Kohl’s stock performance
Shares of Kohl’s Corporation (NYSE: KSS) increased by almost 10% on Thursday after the board terminated CEO Ashley Buchanan just four months into his tenure. Michael Bender, the board chair, has been appointed as the interim chief executive officer, effective immediately.
Buchanan’s dismissal followed an investigation by the Kohl’s board, which discovered that he breached the company’s code of conduct twice and was involved in undisclosed conflicts of interest due to a personal relationship with a vendor, as reported by The Wall Street Journal.
“Kohl’s stated that Buchanan’s termination is not related to the company’s performance, financial reporting, or operational results and did not involve any other company personnel.”
According to USA Today, the former CEO had a total compensation package exceeding $20 million.
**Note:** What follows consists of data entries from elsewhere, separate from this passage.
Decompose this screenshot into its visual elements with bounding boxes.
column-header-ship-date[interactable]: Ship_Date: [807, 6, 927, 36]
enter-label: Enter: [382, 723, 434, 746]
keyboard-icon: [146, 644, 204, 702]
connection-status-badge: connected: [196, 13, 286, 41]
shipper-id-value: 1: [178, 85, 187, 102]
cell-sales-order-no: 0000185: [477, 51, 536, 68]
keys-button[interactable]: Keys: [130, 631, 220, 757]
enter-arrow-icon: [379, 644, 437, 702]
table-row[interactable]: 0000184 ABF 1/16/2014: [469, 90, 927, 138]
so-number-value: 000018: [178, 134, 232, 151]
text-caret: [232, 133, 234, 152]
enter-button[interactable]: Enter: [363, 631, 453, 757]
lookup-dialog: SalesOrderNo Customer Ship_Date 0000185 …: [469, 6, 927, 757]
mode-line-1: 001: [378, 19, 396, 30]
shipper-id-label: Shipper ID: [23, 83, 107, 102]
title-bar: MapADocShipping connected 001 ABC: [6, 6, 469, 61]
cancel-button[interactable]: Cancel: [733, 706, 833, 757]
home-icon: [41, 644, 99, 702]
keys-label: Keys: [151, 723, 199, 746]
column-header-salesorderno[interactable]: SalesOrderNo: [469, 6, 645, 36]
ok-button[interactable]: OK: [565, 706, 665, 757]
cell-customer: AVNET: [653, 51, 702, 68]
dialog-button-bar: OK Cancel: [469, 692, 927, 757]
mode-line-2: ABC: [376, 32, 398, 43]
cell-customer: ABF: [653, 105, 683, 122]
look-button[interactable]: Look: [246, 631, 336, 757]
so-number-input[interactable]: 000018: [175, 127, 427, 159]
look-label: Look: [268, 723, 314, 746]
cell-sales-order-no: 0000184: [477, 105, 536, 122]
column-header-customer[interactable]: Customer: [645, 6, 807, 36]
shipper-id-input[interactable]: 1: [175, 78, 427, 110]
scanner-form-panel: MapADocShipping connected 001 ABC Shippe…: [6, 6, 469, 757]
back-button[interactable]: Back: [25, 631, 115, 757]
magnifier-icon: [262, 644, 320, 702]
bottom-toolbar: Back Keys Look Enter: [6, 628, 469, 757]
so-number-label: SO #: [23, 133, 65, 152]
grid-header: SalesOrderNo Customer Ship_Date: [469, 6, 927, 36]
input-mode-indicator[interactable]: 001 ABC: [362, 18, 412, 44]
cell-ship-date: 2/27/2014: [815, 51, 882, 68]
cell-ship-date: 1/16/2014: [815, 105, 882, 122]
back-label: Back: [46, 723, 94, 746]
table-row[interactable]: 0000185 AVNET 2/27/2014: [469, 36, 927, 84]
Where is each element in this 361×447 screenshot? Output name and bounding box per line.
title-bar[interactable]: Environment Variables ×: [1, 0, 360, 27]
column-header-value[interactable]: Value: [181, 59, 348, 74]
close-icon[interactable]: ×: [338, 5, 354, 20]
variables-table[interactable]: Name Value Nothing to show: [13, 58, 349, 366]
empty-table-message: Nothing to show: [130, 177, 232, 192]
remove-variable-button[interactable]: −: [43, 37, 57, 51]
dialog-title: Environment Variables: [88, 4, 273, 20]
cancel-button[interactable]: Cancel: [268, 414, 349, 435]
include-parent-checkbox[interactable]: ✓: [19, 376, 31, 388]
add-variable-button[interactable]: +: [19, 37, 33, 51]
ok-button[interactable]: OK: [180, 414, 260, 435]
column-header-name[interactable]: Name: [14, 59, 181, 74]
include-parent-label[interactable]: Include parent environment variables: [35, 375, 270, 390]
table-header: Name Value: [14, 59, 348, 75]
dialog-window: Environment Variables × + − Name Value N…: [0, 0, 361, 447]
On Thursday, Bender and other executives held a company-wide meeting to communicate the leadership changes and to reassure employees, as reported by the WSJ. Bender now becomes the fourth CEO to lead the struggling retailer in just three years, which continues to experience a downturn in sales.
Along with the leadership announcement on Thursday, Kohl’s also shared preliminary predictions for its first-quarter financial results, estimating that sales would likely decline by approximately 4%. The company will disclose these earnings at the end of this month on May 29 at 9 a.m.
Similar to many retailers, Kohl’s has been facing challenges with falling sales and reduced foot traffic due to consumers cutting back on spending in light of rising living costs and preferring online shopping over in-store visits.